Chris Ragsdale, LAPD Senior Lead Officer for Westwood, said most 911 calls made from residential areas of Westwood are received by the LAPD’s San Fernando Valley emergency communication center, while calls made on university property are more likely to be received by UCPD.
6,015 people called the department’s 911 communication center in 2016, and 60 percent of those calls were dialed from a cellphone, according to a UCPD report.
Mani Srivastava, a professor of electrical engineering, said 911 systems rely on tracking call signals to locate callers, rather than more precise technology like GPS. This system depends on cellular companies to provide the caller’s approximate location to dispatchers, he said.
Srivastava said 911 dispatchers often do not receive accurate information about callers’ locations.
“The problem with cellular is that the system doesn’t know where you are,” he said. “The number itself doesn’t even crudely indicate anything about your location.”
Srivastava said he thinks private companies would be able to create better services to direct emergency calls by using GPS technology to precisely locate callers.
“I think a way out of this thing is some agency to emerge – like an Uber for 911 – and your call always goes to that entity,” he said. “Technically, this is not very hard.”
Some students said although they would like 911 systems to be as precise as possible, they are concerned about law enforcement being able to access their GPS location.
Lanea Tuiasosopo, a third-year communications student, said she was once unable to reach dispatchers when dialing 911 near campus, so she had to use UCPD’s nonemergency phone number to request an ambulance.
Tuiasosopo added while she felt her experience was inefficient, she thinks giving police access to her GPS location could violate her privacy.
Emily Parsons, a fourth-year English student, said when she called 911 from a cellphone recently, she was connected directly with UCPD dispatch.
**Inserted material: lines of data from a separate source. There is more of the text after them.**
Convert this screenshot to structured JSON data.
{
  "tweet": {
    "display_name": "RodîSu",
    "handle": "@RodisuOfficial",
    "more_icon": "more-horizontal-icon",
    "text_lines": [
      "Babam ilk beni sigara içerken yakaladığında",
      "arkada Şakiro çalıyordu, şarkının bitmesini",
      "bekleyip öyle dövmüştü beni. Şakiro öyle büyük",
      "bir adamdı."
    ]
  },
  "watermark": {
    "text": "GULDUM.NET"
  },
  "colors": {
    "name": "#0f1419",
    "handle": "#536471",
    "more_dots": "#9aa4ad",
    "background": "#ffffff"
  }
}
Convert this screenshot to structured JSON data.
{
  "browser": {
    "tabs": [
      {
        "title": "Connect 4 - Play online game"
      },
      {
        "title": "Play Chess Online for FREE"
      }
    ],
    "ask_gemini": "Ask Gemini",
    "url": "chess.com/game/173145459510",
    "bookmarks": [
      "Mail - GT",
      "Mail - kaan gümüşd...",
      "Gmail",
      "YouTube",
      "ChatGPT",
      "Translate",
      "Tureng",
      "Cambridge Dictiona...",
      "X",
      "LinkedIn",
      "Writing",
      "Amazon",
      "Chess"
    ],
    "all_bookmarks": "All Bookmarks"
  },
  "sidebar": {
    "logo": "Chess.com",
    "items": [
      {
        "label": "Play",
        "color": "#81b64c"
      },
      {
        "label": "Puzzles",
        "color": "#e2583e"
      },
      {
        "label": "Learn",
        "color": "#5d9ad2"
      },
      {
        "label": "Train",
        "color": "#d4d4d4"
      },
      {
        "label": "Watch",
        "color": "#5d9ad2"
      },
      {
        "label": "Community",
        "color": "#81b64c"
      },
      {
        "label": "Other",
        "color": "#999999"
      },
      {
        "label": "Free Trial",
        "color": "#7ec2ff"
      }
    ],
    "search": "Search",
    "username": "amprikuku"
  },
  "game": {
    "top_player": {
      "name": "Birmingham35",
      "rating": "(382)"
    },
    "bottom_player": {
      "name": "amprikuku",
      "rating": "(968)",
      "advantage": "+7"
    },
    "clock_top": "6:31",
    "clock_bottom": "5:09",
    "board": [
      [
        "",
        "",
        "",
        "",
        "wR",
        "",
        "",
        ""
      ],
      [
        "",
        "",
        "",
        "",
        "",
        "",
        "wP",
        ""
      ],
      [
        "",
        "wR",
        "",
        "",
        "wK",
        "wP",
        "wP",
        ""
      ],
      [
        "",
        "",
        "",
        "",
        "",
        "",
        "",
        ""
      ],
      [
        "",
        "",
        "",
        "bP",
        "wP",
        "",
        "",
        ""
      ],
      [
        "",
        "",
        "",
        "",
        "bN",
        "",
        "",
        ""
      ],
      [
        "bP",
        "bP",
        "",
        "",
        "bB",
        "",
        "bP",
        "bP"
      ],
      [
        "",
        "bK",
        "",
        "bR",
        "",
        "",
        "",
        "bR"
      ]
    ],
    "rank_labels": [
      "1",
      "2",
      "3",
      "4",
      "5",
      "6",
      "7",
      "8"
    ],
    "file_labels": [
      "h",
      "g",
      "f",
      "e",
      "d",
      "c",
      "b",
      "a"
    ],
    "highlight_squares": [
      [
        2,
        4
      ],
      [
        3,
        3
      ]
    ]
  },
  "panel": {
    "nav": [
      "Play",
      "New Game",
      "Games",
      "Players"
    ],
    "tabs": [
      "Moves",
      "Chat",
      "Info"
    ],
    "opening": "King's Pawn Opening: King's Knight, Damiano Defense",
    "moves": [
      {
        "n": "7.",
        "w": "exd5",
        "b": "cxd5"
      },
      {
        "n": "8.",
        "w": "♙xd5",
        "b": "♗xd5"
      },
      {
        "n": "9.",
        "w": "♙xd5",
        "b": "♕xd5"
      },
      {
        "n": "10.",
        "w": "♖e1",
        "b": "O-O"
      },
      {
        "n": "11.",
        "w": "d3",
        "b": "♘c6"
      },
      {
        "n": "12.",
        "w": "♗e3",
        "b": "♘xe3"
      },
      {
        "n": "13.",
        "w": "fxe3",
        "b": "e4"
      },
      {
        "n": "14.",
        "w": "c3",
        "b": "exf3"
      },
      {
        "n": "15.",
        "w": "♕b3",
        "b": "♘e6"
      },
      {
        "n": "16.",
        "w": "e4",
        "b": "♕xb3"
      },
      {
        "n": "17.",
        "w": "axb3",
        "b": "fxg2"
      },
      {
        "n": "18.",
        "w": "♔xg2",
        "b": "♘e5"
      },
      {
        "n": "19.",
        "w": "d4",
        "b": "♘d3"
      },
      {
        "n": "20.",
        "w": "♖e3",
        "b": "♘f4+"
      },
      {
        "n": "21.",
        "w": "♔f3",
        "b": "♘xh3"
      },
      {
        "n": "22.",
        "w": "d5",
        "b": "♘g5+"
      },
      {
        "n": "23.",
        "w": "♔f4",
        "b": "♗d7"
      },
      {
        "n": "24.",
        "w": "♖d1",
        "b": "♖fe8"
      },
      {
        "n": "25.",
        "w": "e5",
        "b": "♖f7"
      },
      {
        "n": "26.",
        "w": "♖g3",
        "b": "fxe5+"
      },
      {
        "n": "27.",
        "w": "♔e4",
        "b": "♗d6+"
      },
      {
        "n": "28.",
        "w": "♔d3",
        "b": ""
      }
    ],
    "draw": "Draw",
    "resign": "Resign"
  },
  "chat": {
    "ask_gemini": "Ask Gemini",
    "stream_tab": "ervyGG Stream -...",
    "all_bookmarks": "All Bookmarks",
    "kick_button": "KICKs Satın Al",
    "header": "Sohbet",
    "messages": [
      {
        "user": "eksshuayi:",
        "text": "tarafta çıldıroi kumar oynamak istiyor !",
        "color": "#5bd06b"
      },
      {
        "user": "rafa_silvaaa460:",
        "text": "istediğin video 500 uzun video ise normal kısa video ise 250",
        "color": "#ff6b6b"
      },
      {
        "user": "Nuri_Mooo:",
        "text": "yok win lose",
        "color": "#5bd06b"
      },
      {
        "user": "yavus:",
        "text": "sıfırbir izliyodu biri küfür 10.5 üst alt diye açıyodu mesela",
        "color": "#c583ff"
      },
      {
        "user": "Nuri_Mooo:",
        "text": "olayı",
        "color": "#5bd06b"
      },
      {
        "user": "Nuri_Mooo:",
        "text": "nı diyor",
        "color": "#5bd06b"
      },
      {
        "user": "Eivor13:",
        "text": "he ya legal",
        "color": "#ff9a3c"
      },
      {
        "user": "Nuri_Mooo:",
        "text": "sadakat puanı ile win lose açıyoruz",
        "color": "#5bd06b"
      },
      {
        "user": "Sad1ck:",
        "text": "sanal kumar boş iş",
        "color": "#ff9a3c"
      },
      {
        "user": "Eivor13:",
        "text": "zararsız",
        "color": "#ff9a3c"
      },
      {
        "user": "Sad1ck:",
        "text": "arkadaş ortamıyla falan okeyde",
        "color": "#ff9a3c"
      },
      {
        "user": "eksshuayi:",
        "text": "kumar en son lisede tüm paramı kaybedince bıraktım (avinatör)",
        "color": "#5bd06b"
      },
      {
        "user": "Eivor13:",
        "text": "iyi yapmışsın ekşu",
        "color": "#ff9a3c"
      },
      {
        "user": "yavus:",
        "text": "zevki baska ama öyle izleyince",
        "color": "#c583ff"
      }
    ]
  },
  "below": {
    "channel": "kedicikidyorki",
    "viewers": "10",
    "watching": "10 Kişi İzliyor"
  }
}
Parsons said she was happy with the response time, but had to provide her address, which she thinks might cause delays in more urgent situations.
Kilgore said individuals who make 911 calls should first explain their location and situation to the dispatcher. He added if individuals tell a dispatcher they are a student or located on UCLA’s campus, it will ensure the call is routed to the UCPD 911 call center.